A UK perspective, https://www.timeshighereducation.com/blog/its-time-rethink-what-social-mobility-means, by Graeme Atherton: head of AccessHE and director of the National Education Opportunities Network. His new book, The Success Paradox: why we need a holistic theory of social mobility, is published by Polity Press.
“Concentrating solely on economic progression is pushing social mobility into a corner, and may be doing as much harm as good. Social mobility is in essence about what you think success is. The big issues that are coming to dominate the early 21st century are not compatible with a view of success that is cast purely in economic terms, which is what the present view of social mobility is doing so much to cultivate…”
Yes and no. Although written, obviously, with the UK’s current policy debates in mind, it made me think a bit about its application in the U.S.
I’ve written widely on the issue of linking international education experiences – especially study abroad- with student career development; and I’ve focused on research findings which show a high correlation between such experiences and graduate employability.
Of course, I’ve never meant to infer or imply that students must, in every case, only choose to go abroad solely with this instrumental outcome in mind and in the forefront of their decision-making…But, I do believe that campuses which place a high value on internationalization of their curriculum and co-curriculum (i.e. off campus international programs) – in fact, who purposefully integrate these two facets of the undergraduate experience – have an obligation to provide students with the resources needed to understand the value-added of such experiences as they transition to the workforce. This also means campus policy-makers need to support their international education and career service offices with the staff resources they need to properly advise students before they leave campus, while they are abroad and upon their return.
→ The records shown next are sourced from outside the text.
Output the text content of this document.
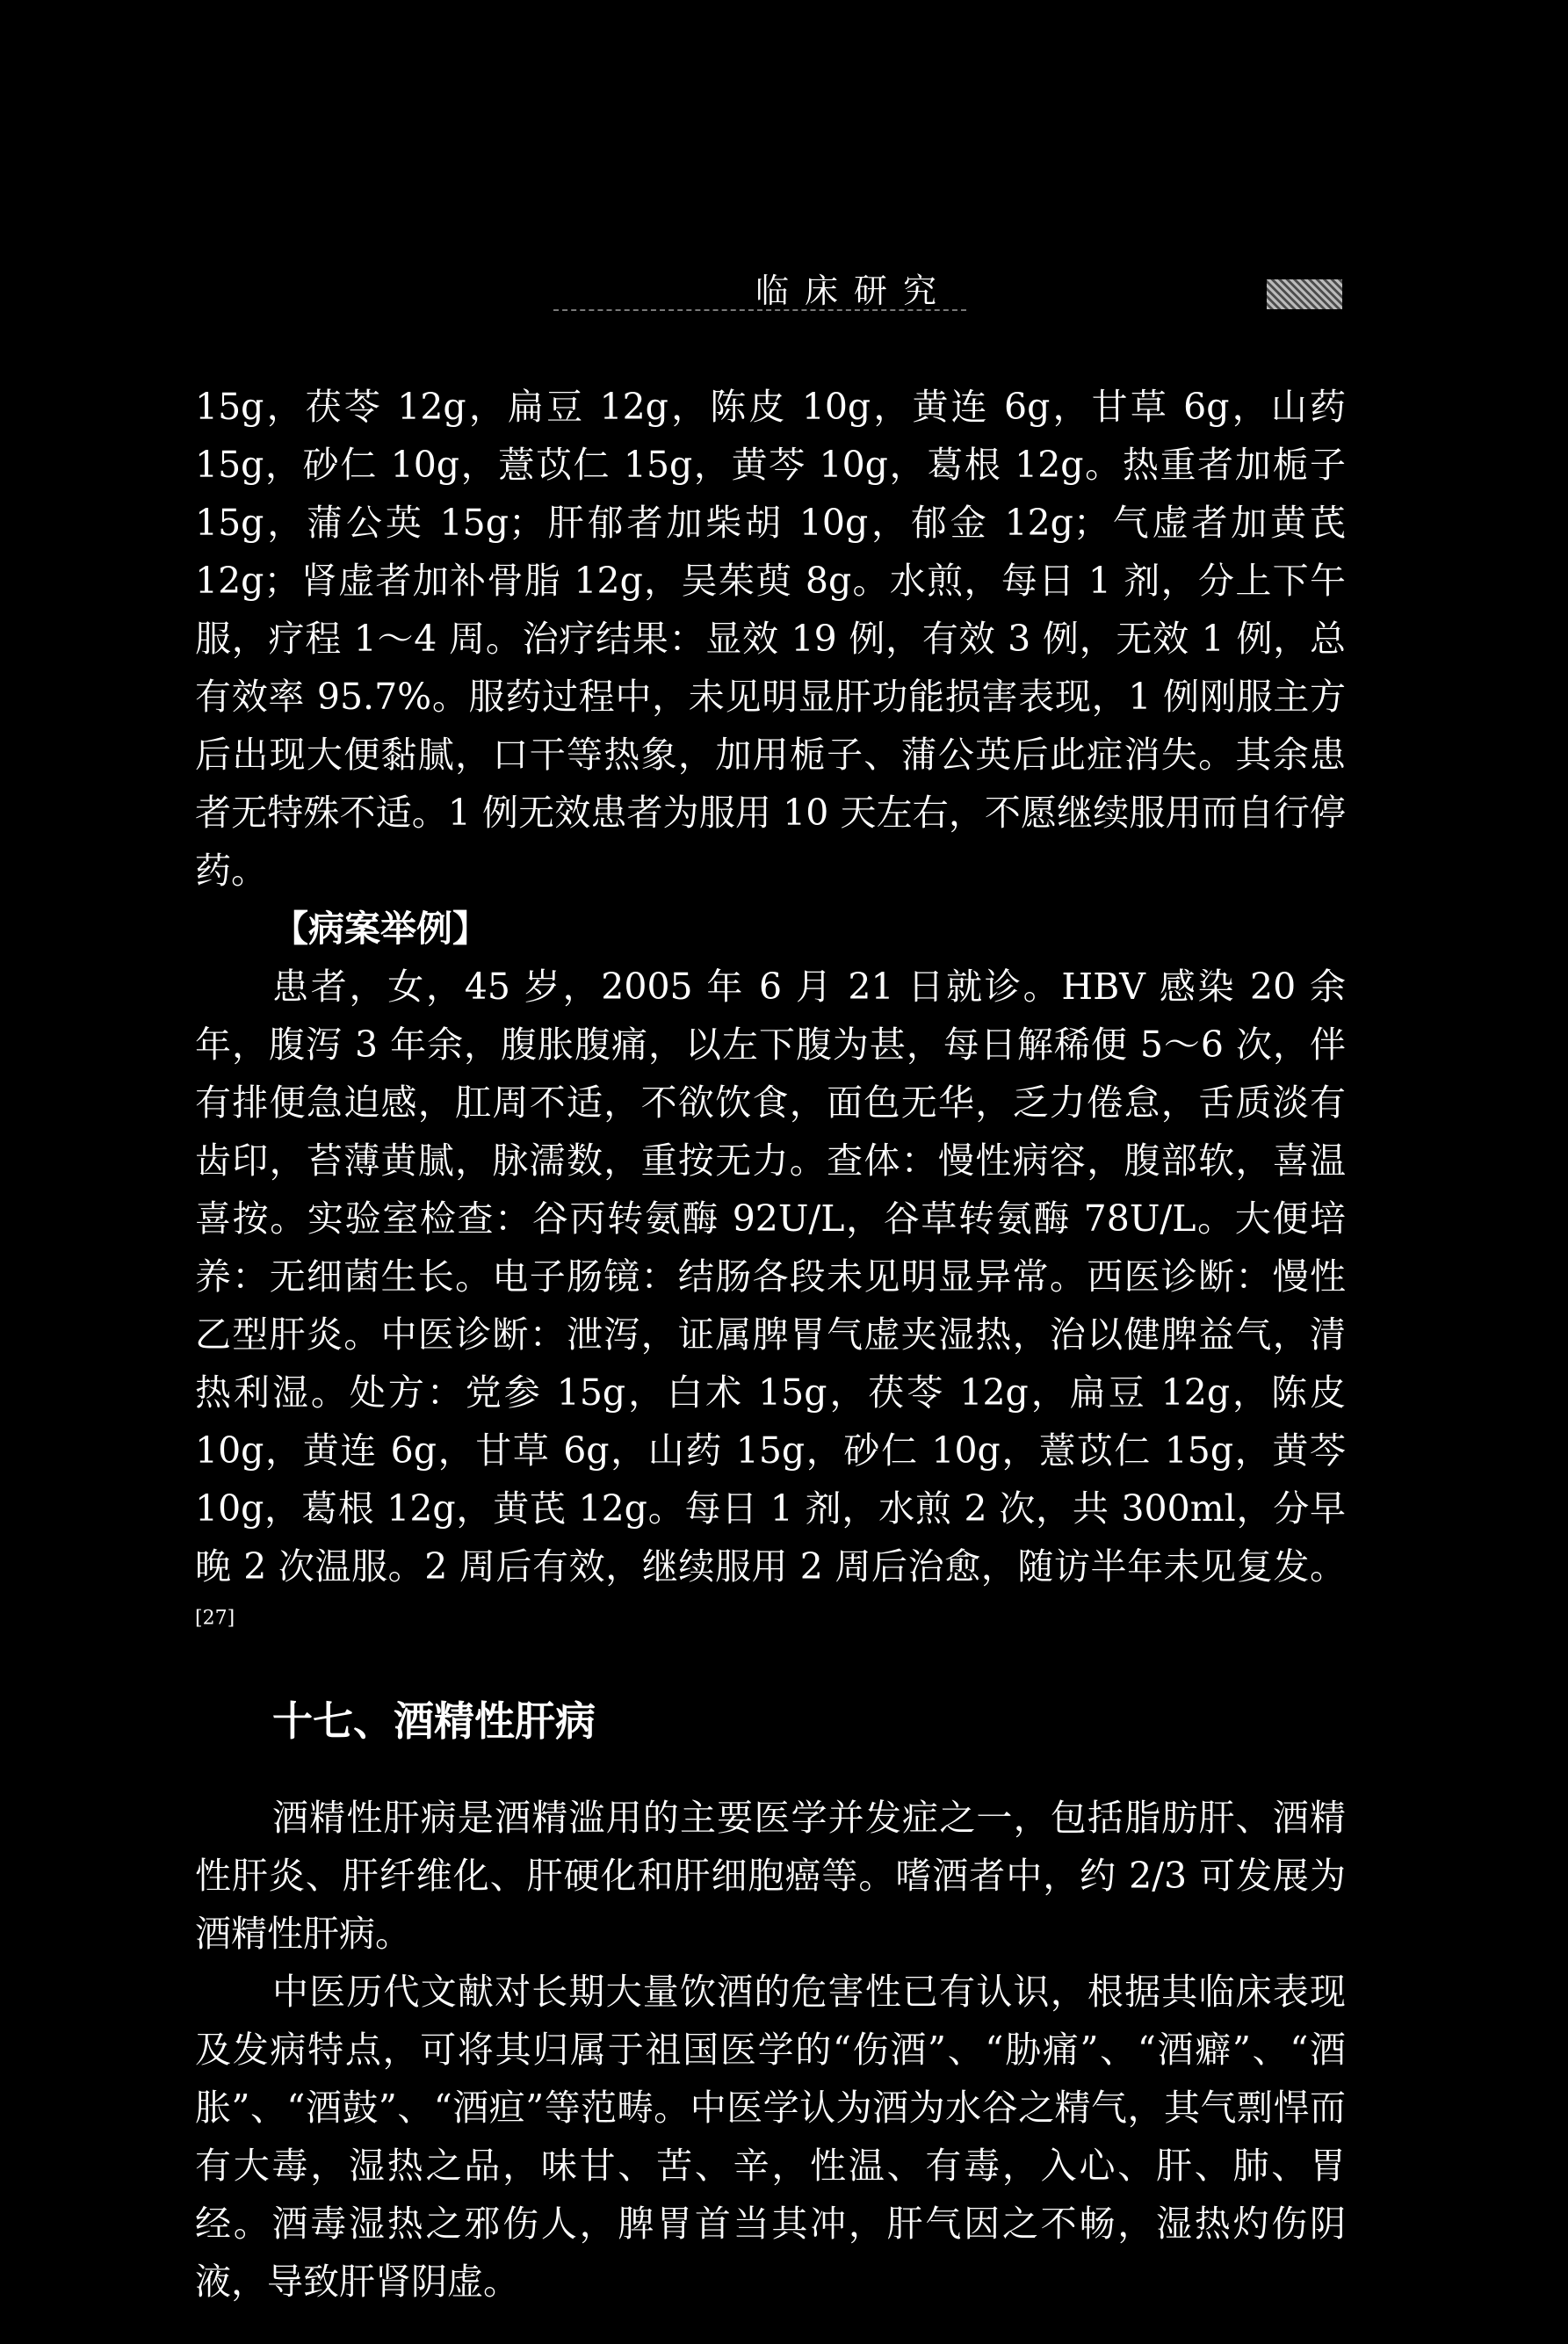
临床研究

15g，茯苓 12g，扁豆 12g，陈皮 10g，黄连 6g，甘草 6g，山药 15g，砂仁 10g，薏苡仁 15g，黄芩 10g，葛根 12g。热重者加栀子 15g，蒲公英 15g；肝郁者加柴胡 10g，郁金 12g；气虚者加黄芪 12g；肾虚者加补骨脂 12g，吴茱萸 8g。水煎，每日 1 剂，分上下午服，疗程 1～4 周。治疗结果：显效 19 例，有效 3 例，无效 1 例，总有效率 95.7%。服药过程中，未见明显肝功能损害表现，1 例刚服主方后出现大便黏腻，口干等热象，加用栀子、蒲公英后此症消失。其余患者无特殊不适。1 例无效患者为服用 10 天左右，不愿继续服用而自行停药。

【病案举例】

患者，女，45 岁，2005 年 6 月 21 日就诊。HBV 感染 20 余年，腹泻 3 年余，腹胀腹痛，以左下腹为甚，每日解稀便 5～6 次，伴有排便急迫感，肛周不适，不欲饮食，面色无华，乏力倦怠，舌质淡有齿印，苔薄黄腻，脉濡数，重按无力。查体：慢性病容，腹部软，喜温喜按。实验室检查：谷丙转氨酶 92U/L，谷草转氨酶 78U/L。大便培养：无细菌生长。电子肠镜：结肠各段未见明显异常。西医诊断：慢性乙型肝炎。中医诊断：泄泻，证属脾胃气虚夹湿热，治以健脾益气，清热利湿。处方：党参 15g，白术 15g，茯苓 12g，扁豆 12g，陈皮 10g，黄连 6g，甘草 6g，山药 15g，砂仁 10g，薏苡仁 15g，黄芩 10g，葛根 12g，黄芪 12g。每日 1 剂，水煎 2 次，共 300ml，分早晚 2 次温服。2 周后有效，继续服用 2 周后治愈，随访半年未见复发。[27]

十七、酒精性肝病

酒精性肝病是酒精滥用的主要医学并发症之一，包括脂肪肝、酒精性肝炎、肝纤维化、肝硬化和肝细胞癌等。嗜酒者中，约 2/3 可发展为酒精性肝病。

中医历代文献对长期大量饮酒的危害性已有认识，根据其临床表现及发病特点，可将其归属于祖国医学的“伤酒”、“胁痛”、“酒癖”、“酒胀”、“酒鼓”、“酒疸”等范畴。中医学认为酒为水谷之精气，其气剽悍而有大毒，湿热之品，味甘、苦、辛，性温、有毒，入心、肝、肺、胃经。酒毒湿热之邪伤人，脾胃首当其冲，肝气因之不畅，湿热灼伤阴液，导致肝肾阴虚。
Students need all the tools and skills made possible through their undergraduate years to successfully enter the workforce (domestically or internationally). And while I strongly believe in the value of a liberal arts degree, many many students – especially those with limited family resources – have little time to lose when they graduate. They need to get a job; they need to earn an income to pay back the debt they’ve incurred.
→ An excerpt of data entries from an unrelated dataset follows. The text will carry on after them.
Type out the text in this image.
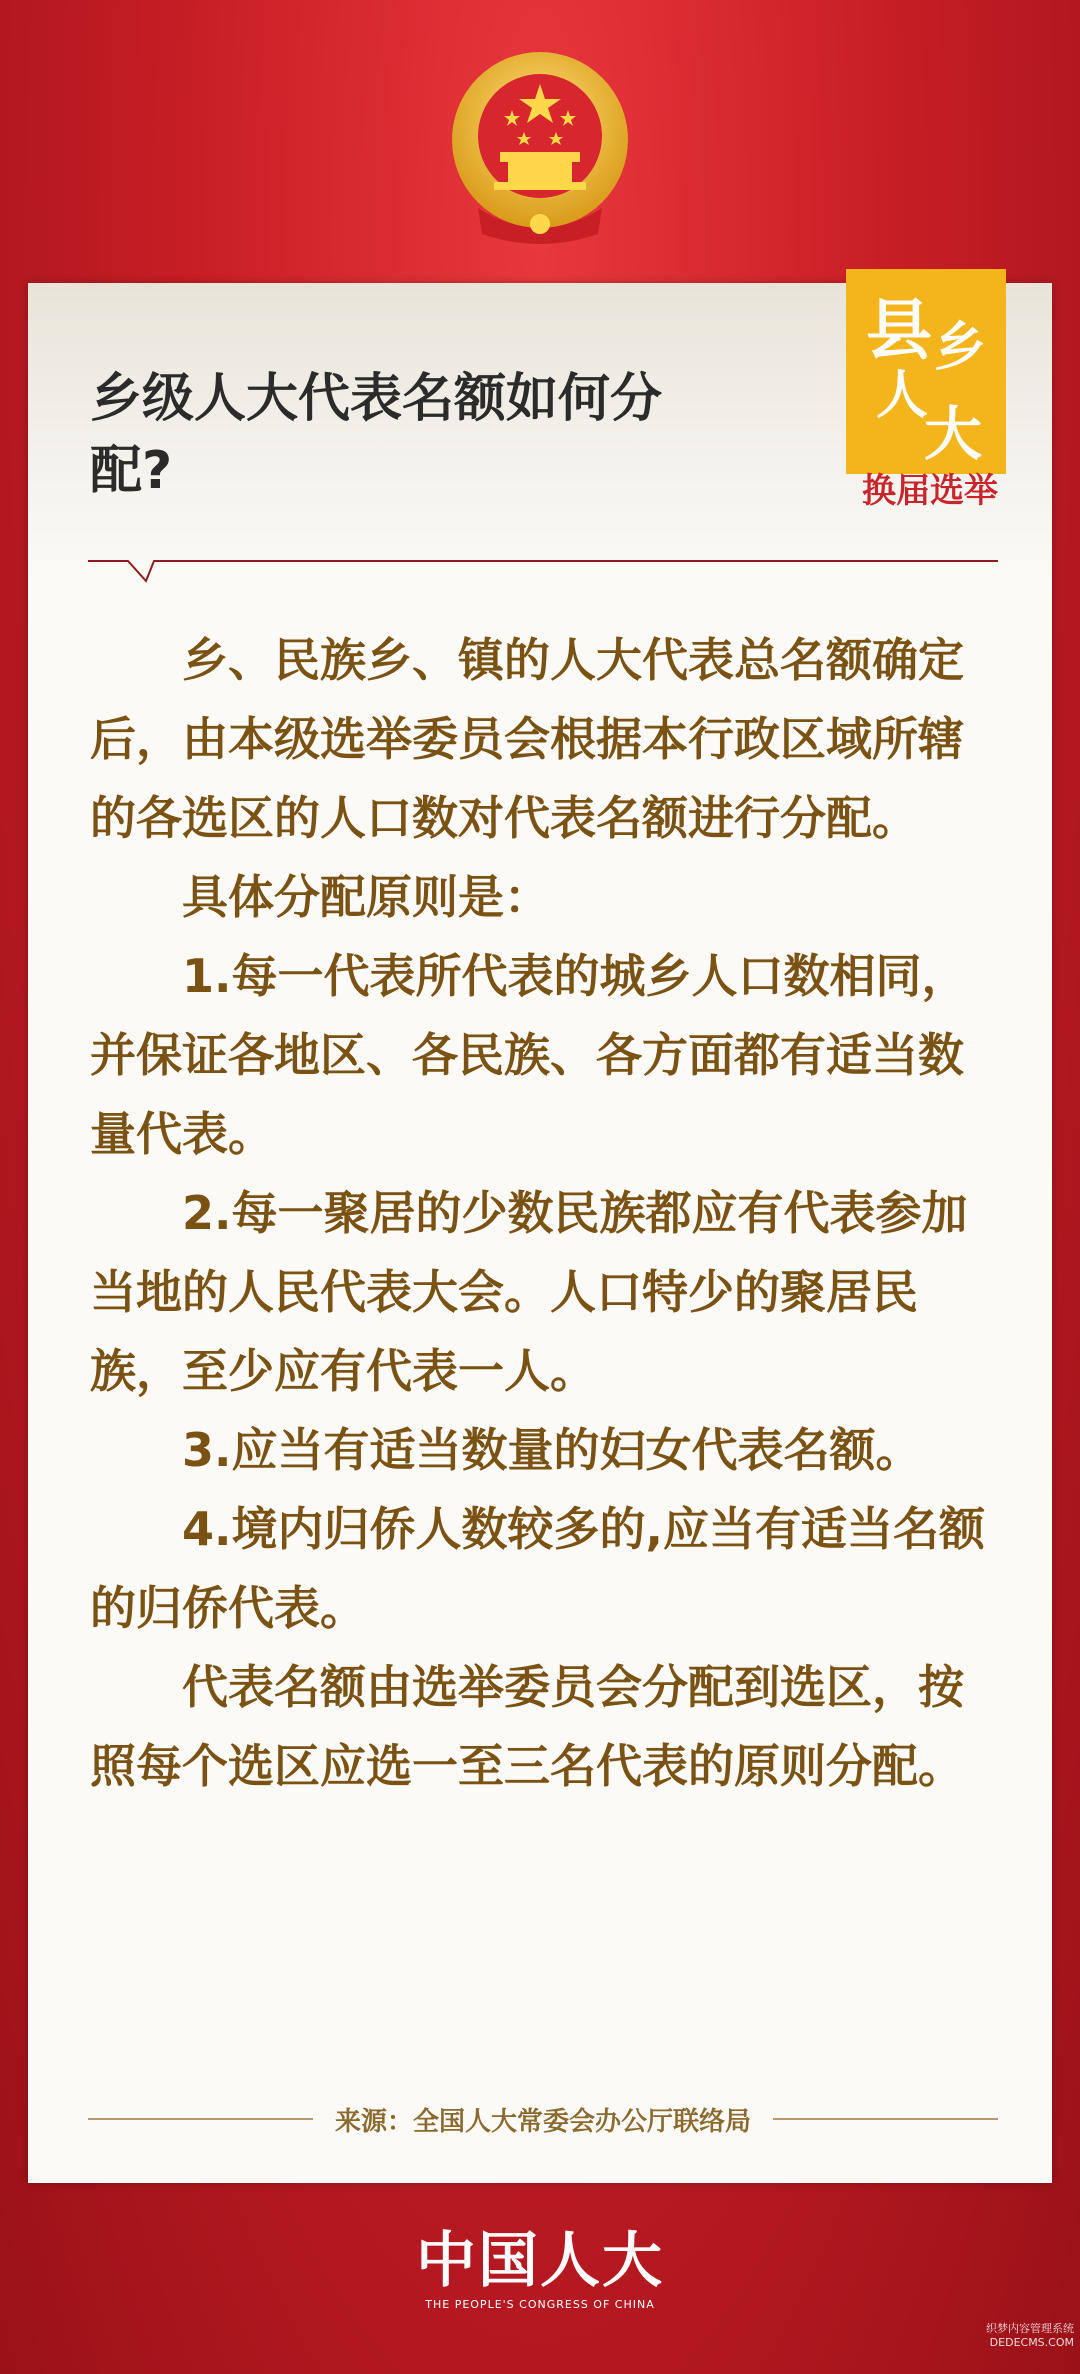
乡级人大代表名额如何分配?
县 乡
人
大
换届选举

乡、民族乡、镇的人大代表总名额确定后，由本级选举委员会根据本行政区域所辖的各选区的人口数对代表名额进行分配。

具体分配原则是：

1.每一代表所代表的城乡人口数相同，并保证各地区、各民族、各方面都有适当数量代表。

2.每一聚居的少数民族都应有代表参加当地的人民代表大会。人口特少的聚居民族，至少应有代表一人。

3.应当有适当数量的妇女代表名额。

4.境内归侨人数较多的,应当有适当名额的归侨代表。

代表名额由选举委员会分配到选区，按照每个选区应选一至三名代表的原则分配。

来源：全国人大常委会办公厅联络局
中国人大
THE PEOPLE'S CONGRESS OF CHINA
织梦内容管理系统
DEDECMS.COM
I see nothing wrong -nor anything morally repugnent – if higher educstion leaders acknowledge their part in creating a campus culture which assists students to successfully navigate their way out of the classroom. The days of yore – whether in North America or Europe – when getting a degree, in and of itself, was the goal, are long long gone. Never to return (well, perhaps that will never change for any nation’s upper classes).
A vision of “higher” education in this century must include acceptance of the university or college’s role as an agent of social & economic mobility for all students – regardless of class or race or country of birth.